Visuel officiel de l’exposition  A Family of Rooms de Vincent Barré

Carnet n° 1985-4, Vincent Barré / ©Vincent Barré, ADAGP, Paris, 2025

Artiste : Vincent Barré / Commissaire : Éric Degoutte

Tout au long de la Saison 8 Bis, le Centre d’art contemporain Les Tanneries a déployé une programmation foisonnante, où chaque exposition s’est nourrie des apparentements choisis entre les univers spécifiques de chaque artiste, dans l’hospitalité des lieux investis mis en écho les uns aux autres, de l’appréhension des porosités perceptibles entre les espaces, les médiums et les formes artistiques.

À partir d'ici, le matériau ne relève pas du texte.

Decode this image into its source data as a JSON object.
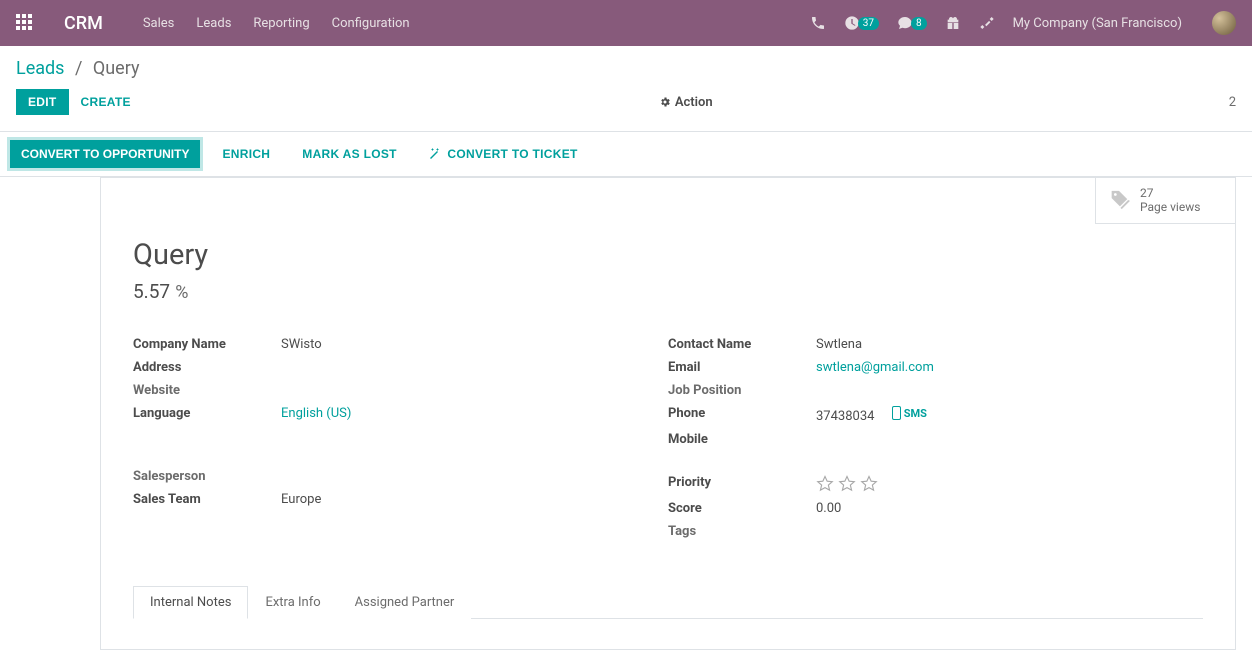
{
  "topbar": {
    "brand": "CRM",
    "menu": [
      "Sales",
      "Leads",
      "Reporting",
      "Configuration"
    ],
    "company": "My Company (San Francisco)",
    "activities_count": "37",
    "messages_count": "8"
  },
  "breadcrumb": {
    "parent": "Leads",
    "current": "Query"
  },
  "control": {
    "edit": "EDIT",
    "create": "CREATE",
    "action": "Action",
    "pager": "2"
  },
  "statusbar": {
    "convert_opp": "CONVERT TO OPPORTUNITY",
    "enrich": "ENRICH",
    "mark_lost": "MARK AS LOST",
    "convert_ticket": "CONVERT TO TICKET"
  },
  "statbox": {
    "count": "27",
    "label": "Page views"
  },
  "record": {
    "title": "Query",
    "probability": "5.57",
    "probability_unit": "%",
    "left": {
      "company_name_label": "Company Name",
      "company_name": "SWisto",
      "address_label": "Address",
      "address": "",
      "website_label": "Website",
      "website": "",
      "language_label": "Language",
      "language": "English (US)",
      "salesperson_label": "Salesperson",
      "salesperson": "",
      "sales_team_label": "Sales Team",
      "sales_team": "Europe"
    },
    "right": {
      "contact_name_label": "Contact Name",
      "contact_name": "Swtlena",
      "email_label": "Email",
      "email": "swtlena@gmail.com",
      "job_position_label": "Job Position",
      "job_position": "",
      "phone_label": "Phone",
      "phone": "37438034",
      "sms_label": "SMS",
      "mobile_label": "Mobile",
      "mobile": "",
      "priority_label": "Priority",
      "score_label": "Score",
      "score": "0.00",
      "tags_label": "Tags",
      "tags": ""
    }
  },
  "tabs": {
    "internal_notes": "Internal Notes",
    "extra_info": "Extra Info",
    "assigned_partner": "Assigned Partner"
  }
}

La saison s’est ouverte avec Thickness of the Air des mountaincutters, une exploration immersive d’un souffle prenant corps et des dynamiques de transformation d’une nature de l’œuvre se faisant avant tout forme de vie. Sous la Verrière, un long corps en verre soufflé explorait l’architecture translucide prise dans les airs changeant d’une fin automne, couverte de condensation, de buées laissées par des respirations, tandis que la Petite Galerie s’offrait comme un laboratoire poétique où sculptures et images, objets et matériaux, oxydation et magnétisme tissaient des liens entre mémoire et formes vivantes.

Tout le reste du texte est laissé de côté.